Elliptic curve point operations on short Weierstrass curves y^2 = x^3 + ax + b.

Uses Jacobian projective coordinates (X, Y, Z) where the affine point is (X/Z^2, Y/Z^3). The point at infinity is represented by Z = 0.

Scalar multiplication uses a Montgomery ladder for constant-time execution.

Structs§

CurveParams
Parameters for a short Weierstrass curve.
JacobianPoint
A point on a short Weierstrass curve in Jacobian projective coordinates (X, Y, Z).

Functions§

brainpoolp256r1_params
brainpoolP256r1 curve parameters (BSI / RFC 5639 §3.4).
brainpoolp384r1_params
brainpoolP384r1 curve parameters (BSI / RFC 5639 §3.6).
brainpoolp512r1_params
brainpoolP512r1 curve parameters (BSI / RFC 5639 §3.7).
double_scalar_mul
Compute k1G + k2Q (used in ECDSA verify). Not constant-time in the public values (signature verification is public).
hex_to_fe
Decode a hex string into a FieldElement<LIMBS>. The hex is interpreted as big-endian and must contain an even number of hex digits.
hex_to_limbs
Decode a hex string into a [u64; LIMBS] (used for p and n). Big-endian hex; pads with leading zeros if shorter than LIMBS*8 bytes.
is_on_curve
Check whether the affine point (x, y) lies on the short Weierstrass curve y^2 = x^3 + a*x + b defined by params.
p256_params
NIST P-256 / secp256r1 curve parameters (FIPS 186-4 §D.1.2.3).
p384_params
NIST P-384 / secp384r1 curve parameters (FIPS 186-4 §D.1.2.4).
point_add
Jacobian point addition: P + Q. Uses the generic “add-2007-bl” formula (no assumption on Z coordinates).
point_double
Point doubling in Jacobian coordinates for any short Weierstrass curve y^2 = x^3 + ax + b.

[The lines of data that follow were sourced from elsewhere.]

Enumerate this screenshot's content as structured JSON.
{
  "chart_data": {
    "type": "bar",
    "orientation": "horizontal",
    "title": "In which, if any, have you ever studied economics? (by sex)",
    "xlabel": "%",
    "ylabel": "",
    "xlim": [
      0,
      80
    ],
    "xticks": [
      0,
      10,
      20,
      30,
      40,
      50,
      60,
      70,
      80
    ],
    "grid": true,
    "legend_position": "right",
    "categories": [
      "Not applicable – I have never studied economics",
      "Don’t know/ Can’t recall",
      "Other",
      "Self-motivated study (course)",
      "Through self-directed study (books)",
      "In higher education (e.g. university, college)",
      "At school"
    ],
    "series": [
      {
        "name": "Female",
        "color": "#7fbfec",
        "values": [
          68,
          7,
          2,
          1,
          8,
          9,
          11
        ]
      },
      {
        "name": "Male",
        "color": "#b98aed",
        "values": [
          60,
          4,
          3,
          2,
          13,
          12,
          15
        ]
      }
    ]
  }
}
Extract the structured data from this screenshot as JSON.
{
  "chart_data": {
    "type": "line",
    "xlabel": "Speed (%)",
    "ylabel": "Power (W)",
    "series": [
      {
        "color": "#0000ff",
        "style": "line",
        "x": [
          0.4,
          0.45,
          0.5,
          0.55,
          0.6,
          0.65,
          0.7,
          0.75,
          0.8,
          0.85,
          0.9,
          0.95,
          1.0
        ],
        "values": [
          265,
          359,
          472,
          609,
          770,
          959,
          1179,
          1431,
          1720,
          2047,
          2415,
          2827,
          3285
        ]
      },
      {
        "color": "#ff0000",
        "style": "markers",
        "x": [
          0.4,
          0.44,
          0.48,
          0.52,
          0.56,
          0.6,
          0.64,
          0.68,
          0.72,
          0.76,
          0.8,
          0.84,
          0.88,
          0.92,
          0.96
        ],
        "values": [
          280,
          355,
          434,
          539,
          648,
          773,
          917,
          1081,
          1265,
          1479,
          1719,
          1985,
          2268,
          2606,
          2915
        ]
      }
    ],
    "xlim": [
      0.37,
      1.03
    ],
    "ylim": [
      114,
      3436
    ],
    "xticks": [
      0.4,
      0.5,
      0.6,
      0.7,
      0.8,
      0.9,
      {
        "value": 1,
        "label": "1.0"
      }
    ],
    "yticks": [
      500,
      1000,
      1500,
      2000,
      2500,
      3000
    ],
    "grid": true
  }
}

Uses the generic “dbl-2007-bl” formula by Bernstein-Lange (cost: 2M + 8S + 1a-mul + 10add). Works for arbitrary a, including a=0 (secp256k1) and the random a of Brainpool curves.
scalar_mul_point
Scalar multiplication using the constant-time Montgomery ladder. Computes k * P for a scalar k and a non-infinity point P.
secp256k1_params
secp256k1 curve parameters (SEC 2 v2.0 §2.4.1).
secp521r1_params
secp521r1 / NIST P-521 curve parameters (FIPS 186-4 §D.1.2.5).